Tidak ingin orang berpikir yang lain-lain padanya, Kania meminta William membawa kekasihnya bersama mereka.
“Nia, lu khawatir kalau misalkan Andre bertindak lebih jauh lagi?’
“Tidak sih … tapi, adalah sedikit, mendengar cerita lu dan mendengar cerita, ada sedikit rasa khawatir.”
“Kenapa Kakak tidak kembali berbaikan sama bang Brayen,” ujar Intan kekasih William.
“Entahlah Tan, mungkin terlalu lama menunggu, hatiku masih berat …”
“Aku ngerti Kak, setidaknya lakukan demi anak kakak, tidak mudah memberi hati pada lelaki yang seperti itu,” ujar Intan.
“Ya Nia, hanya dengan itulah, lu bisa melawan Andre,” ujar William.
Mendengar banyak nasihat kanan -kiri, otak Kania jadi semakin panas, hatinya masih sakit dengan apa yang dilakukan Brayen di masa lalu, bahkan ia masih sering berpikir kalau Brayen belum sepenuhnya mencintainya, dan ia juga tidak terlalu berharap, tetapi ia tidak mau kalau kehidupan putra semata wayangnya terusik.
“Besok saja kita lanjut lagi, otakku sakit,” ujar Kania memasukkan laptopnya .
“Kami masih di sini, lu pulang duluan saja”
Kania melirik arloji kecil yang melingkar di pergelangan tangannya, “ oke, gue duluan sudah jam sembilan”
Kania selalu mengabari ibu mertuanya setiap kali ia pulang malam, jadi Bu Lisda tidak mencari cari nya, ibu mertuanya juga sebaliknya selalu minta Rati menelepon Kania kalau ia pulang malam.

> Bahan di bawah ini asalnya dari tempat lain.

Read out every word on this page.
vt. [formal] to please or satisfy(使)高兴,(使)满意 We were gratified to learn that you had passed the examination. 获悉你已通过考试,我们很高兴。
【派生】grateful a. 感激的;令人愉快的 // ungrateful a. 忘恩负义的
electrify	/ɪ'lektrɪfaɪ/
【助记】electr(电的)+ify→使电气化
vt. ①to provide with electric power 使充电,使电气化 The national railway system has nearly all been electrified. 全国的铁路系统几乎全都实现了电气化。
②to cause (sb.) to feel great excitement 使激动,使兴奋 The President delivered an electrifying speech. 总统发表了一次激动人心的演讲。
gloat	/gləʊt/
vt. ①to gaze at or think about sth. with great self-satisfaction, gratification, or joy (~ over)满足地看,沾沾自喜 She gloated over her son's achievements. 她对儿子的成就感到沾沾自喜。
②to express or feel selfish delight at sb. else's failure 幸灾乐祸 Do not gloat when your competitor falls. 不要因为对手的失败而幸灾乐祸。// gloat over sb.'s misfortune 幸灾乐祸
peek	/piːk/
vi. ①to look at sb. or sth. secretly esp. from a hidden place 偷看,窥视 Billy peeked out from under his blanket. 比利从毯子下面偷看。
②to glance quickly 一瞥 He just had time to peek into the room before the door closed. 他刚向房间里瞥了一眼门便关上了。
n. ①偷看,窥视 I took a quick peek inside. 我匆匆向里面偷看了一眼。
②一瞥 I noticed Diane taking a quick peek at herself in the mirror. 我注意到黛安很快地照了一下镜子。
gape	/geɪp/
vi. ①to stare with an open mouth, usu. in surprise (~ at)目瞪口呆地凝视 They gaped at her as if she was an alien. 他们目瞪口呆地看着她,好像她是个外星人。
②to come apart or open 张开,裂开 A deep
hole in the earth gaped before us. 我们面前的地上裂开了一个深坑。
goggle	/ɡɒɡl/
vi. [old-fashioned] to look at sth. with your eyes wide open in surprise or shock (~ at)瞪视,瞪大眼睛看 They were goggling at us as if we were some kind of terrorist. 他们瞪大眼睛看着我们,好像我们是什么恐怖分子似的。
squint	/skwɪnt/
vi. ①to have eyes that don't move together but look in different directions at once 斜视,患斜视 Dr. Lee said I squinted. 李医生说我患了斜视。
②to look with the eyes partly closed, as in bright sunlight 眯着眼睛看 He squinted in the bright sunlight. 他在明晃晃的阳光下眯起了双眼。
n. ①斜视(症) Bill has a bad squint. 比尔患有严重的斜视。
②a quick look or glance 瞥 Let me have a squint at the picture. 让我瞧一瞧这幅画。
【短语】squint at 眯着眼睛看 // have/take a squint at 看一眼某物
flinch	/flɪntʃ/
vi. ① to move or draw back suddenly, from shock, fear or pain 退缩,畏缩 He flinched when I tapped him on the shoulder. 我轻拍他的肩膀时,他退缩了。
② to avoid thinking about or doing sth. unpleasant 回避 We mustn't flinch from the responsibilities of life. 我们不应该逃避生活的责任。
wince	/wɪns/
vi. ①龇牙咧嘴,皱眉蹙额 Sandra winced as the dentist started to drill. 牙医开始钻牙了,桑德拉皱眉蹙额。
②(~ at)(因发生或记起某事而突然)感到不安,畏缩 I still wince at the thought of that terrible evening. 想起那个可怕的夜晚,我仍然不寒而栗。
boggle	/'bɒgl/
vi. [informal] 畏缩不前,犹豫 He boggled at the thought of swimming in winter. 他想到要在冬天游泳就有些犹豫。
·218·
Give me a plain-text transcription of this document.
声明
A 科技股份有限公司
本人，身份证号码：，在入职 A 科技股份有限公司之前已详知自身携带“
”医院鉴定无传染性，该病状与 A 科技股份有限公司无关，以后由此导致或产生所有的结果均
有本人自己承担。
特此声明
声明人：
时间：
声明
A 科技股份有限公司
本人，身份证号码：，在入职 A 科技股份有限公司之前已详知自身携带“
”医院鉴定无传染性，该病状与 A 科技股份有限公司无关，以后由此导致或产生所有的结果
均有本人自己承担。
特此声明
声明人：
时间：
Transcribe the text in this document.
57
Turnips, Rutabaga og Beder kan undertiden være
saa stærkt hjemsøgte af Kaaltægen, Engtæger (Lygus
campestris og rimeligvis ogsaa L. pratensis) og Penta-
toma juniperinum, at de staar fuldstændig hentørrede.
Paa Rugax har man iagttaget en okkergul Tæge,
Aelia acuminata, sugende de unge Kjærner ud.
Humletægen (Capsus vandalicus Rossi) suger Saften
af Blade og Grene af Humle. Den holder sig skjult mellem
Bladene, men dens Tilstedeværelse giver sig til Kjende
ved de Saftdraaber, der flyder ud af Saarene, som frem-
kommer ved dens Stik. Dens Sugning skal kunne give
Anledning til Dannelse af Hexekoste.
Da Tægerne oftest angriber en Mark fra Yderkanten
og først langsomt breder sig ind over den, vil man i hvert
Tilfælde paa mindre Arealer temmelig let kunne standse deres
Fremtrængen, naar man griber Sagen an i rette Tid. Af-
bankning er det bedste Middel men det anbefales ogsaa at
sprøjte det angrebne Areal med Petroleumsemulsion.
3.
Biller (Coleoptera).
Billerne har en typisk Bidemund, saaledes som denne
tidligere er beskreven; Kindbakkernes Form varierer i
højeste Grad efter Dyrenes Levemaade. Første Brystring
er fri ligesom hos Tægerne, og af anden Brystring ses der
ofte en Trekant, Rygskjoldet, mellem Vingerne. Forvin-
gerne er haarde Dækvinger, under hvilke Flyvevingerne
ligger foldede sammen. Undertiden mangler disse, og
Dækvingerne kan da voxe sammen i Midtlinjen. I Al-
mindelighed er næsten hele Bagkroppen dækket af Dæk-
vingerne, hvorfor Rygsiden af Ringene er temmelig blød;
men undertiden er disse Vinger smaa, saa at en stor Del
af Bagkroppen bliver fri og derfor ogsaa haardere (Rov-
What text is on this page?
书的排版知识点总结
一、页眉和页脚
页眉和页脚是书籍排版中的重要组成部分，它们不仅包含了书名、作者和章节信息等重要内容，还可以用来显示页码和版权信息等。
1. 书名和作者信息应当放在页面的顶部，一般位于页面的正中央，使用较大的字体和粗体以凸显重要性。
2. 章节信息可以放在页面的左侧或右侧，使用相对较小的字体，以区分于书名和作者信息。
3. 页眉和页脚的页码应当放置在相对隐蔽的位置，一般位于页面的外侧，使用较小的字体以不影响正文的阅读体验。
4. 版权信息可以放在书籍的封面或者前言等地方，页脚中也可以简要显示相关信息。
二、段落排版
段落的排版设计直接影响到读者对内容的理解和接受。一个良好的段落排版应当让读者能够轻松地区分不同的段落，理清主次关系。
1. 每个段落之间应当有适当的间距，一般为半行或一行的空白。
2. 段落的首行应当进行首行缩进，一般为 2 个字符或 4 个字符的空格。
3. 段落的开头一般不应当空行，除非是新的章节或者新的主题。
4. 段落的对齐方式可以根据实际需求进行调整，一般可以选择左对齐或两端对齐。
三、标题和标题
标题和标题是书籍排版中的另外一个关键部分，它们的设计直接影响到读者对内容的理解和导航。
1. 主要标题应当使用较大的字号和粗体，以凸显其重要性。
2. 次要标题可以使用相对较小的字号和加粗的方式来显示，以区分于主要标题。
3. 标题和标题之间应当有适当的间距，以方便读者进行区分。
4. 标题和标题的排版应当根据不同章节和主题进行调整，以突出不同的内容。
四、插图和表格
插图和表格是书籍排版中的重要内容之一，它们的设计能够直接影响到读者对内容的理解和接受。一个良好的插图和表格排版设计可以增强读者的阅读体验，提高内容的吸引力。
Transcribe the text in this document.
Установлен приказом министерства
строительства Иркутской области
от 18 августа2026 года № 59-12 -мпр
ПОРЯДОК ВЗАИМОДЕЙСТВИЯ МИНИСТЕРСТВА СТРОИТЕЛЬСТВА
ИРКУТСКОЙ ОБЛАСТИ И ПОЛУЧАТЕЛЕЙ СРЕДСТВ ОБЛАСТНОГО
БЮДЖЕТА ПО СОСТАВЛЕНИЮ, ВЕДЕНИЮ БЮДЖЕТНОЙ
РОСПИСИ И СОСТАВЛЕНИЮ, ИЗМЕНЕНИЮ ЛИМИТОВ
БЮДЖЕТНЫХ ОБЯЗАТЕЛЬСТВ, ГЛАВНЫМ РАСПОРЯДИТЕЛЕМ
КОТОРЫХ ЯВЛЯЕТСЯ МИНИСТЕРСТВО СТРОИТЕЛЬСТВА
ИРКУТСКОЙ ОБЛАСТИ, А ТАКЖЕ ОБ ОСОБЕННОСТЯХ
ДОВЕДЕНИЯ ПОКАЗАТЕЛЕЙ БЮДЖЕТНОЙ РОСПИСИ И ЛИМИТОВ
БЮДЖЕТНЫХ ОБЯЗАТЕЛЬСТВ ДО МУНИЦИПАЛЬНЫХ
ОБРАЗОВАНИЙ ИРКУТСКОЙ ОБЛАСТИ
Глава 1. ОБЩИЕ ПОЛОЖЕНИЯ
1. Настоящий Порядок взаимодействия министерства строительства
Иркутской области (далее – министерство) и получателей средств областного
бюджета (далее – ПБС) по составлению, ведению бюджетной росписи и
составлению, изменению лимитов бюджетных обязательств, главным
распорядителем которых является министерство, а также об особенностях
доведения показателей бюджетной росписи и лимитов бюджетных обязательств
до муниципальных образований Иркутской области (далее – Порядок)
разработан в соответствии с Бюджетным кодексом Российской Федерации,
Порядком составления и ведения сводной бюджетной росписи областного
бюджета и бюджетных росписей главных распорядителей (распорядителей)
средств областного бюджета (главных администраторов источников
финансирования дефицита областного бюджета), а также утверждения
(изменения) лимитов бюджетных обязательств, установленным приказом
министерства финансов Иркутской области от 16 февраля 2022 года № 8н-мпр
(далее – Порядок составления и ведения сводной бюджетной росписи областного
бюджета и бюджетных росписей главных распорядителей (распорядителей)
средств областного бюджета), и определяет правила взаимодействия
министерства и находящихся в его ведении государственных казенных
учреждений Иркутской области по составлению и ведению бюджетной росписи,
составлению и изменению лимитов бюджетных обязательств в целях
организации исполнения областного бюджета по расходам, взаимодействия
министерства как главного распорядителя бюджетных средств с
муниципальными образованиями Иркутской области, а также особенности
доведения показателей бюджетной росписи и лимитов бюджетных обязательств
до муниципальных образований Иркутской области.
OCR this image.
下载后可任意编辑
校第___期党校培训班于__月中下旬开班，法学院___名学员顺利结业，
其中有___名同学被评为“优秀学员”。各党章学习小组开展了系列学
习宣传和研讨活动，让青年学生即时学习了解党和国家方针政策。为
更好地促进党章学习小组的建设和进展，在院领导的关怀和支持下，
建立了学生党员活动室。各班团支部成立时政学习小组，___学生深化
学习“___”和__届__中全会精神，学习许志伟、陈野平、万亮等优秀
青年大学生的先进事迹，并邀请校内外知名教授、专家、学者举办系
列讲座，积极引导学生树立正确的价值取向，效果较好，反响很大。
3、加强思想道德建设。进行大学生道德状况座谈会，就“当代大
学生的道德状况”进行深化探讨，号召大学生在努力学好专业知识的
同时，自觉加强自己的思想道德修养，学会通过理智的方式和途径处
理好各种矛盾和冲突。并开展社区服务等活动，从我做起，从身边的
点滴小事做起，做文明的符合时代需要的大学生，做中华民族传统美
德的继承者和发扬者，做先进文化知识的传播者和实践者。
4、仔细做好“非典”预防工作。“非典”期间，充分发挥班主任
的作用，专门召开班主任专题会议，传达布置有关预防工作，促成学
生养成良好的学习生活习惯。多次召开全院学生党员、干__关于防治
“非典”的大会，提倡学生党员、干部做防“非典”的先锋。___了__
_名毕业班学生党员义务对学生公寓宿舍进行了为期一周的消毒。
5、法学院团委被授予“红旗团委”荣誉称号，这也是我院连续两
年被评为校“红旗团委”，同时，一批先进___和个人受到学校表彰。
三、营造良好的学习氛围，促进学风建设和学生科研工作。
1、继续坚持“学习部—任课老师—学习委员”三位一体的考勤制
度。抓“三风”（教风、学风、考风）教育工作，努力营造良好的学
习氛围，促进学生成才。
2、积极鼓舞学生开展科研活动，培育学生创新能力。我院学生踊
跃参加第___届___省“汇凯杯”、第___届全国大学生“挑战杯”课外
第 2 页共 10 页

Baru juga ia ingin pulang Brayen sudah menelepon.
“Ya Bang”
“Kamu di mana?” tanya Brayen di ujung telepon.
“Ini mau pulang, sudah ya, aku mau nyetir”
Kania menyetir pulang ke rumah, apes ia alami malam itu, saat keluar dari cafe William , ban mobilnya bocor, saat ingin menelpon William , ponsel miliknya kehabisan daya. Terpaksa ia ganti sendiri, untung pecah bannya di tempat yang ramai, ada yang nolongin kalau saja di tempat gelap, ia takut ada orang jahat.
Kania bermandikan keringat, tubuhnya rasanya sangat capek, lelah pikiran lelah tubuh membuatnya ingin tepar. Sampai di rumah ia berjalan.
“Ma nanti”
“Besok saja ya Bang, mama capek bangat,”potong Kania menghentikan Jonas.